The chapter references the usual crew of ancient and modern Jewish commentators, like Saadia Gaon, Rashi, Ibn Ezra and Rabbi Lord Jonathan Sacks, in examining the debate on how literally Jews should take the Torah. But Rishon brings along a cast of unexpected characters, too, finding ways to bring the philosophy of French poet Gerard de Nerval and Jackson’s epic filmmaking into the dialogue.
Though the characters may seem disparate, they blend in a contemporary version of the Talmudic debates where arguments by rabbis from different centuries and locales are pitted against each other in a time- and space-defying debate.

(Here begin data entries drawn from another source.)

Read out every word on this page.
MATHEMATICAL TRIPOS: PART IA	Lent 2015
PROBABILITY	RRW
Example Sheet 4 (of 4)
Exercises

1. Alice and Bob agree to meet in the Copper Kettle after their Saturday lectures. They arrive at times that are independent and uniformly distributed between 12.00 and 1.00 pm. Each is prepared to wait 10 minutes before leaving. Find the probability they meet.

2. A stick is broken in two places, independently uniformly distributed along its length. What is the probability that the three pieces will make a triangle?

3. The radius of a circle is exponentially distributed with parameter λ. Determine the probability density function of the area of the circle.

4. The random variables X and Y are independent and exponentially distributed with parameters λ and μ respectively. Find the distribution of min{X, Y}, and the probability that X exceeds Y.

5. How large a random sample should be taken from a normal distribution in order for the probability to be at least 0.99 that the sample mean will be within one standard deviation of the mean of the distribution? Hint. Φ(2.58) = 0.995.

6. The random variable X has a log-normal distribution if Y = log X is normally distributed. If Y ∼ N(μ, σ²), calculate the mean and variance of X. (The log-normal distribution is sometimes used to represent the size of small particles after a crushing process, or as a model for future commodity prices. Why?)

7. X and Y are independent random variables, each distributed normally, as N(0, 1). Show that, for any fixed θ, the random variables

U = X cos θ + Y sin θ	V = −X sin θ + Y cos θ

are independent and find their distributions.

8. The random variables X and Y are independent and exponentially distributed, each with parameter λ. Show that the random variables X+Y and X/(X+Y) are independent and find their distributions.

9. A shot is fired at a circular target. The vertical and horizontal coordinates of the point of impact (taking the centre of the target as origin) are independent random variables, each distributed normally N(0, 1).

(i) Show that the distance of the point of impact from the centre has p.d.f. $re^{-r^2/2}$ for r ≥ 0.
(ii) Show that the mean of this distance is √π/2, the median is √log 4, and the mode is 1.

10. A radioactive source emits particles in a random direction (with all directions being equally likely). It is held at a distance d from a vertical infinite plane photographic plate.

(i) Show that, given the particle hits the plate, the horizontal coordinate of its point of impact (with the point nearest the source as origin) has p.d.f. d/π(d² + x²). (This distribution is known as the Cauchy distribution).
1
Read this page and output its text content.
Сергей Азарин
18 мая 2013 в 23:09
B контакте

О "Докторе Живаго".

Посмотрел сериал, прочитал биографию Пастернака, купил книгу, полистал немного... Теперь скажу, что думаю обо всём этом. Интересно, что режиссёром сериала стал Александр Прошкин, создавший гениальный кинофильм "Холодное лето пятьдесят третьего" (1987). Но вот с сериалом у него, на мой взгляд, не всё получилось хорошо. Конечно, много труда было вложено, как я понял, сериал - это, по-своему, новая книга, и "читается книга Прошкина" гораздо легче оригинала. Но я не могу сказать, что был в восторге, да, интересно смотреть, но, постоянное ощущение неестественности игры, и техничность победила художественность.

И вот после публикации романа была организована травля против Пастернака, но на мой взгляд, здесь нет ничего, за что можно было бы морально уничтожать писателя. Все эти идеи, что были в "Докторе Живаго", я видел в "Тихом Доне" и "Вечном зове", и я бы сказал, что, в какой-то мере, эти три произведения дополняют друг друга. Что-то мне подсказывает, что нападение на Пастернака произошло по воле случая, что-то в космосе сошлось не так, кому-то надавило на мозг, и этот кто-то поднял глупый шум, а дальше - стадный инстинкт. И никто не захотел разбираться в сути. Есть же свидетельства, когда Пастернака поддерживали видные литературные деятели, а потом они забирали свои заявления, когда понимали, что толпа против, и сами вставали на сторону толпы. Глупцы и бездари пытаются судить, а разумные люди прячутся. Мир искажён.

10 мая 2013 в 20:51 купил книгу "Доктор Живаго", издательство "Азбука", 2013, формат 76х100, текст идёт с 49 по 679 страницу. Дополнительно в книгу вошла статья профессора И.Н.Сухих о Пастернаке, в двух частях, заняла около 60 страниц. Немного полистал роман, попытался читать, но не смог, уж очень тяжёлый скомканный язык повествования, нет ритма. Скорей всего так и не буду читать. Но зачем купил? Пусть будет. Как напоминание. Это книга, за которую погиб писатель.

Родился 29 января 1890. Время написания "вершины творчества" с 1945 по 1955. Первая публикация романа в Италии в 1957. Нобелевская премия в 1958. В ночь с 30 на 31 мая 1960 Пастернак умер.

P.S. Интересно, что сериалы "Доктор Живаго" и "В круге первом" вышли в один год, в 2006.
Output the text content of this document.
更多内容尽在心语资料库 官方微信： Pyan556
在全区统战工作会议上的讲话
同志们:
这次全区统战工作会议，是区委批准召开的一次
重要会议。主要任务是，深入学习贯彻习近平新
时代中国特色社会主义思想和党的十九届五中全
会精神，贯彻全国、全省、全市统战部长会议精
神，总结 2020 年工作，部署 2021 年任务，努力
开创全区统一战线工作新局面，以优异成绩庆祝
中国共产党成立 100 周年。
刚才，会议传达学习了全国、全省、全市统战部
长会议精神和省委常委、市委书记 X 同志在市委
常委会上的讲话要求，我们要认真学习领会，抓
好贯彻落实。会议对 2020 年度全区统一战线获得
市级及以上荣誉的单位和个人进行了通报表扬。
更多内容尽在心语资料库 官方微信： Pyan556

Outside of “In Black Fire,” Rishon continues to fight for representation of Black Orthodox Jews in unexpected settings. A self-proclaimed fantasy fan, he recently served as a cultural consultant to Dimension 20, a show by CollegeHumor actor Brennan Lee Mulligan that offers a comedic take on the classic role-playing game Dungeons and Dragons. Rishon helped create the series’ first Black Jewish character, a rabbi called Mike Salters, who like himself is a young Orthodox rabbi from Crown Heights.
“I think it’s kind of cool and amazing,” Rishon said. “I can’t think of any time I’ve ever seen myself in fantasy, period.”
With his new Torah commentary, Rishon hopes to pave a similar path for others in the Orthodox world who may not feel that their views are represented in the mainstream conversation.
“I put up a flag and say, ‘Hey there’s more of us. You’re not alone,’” he said.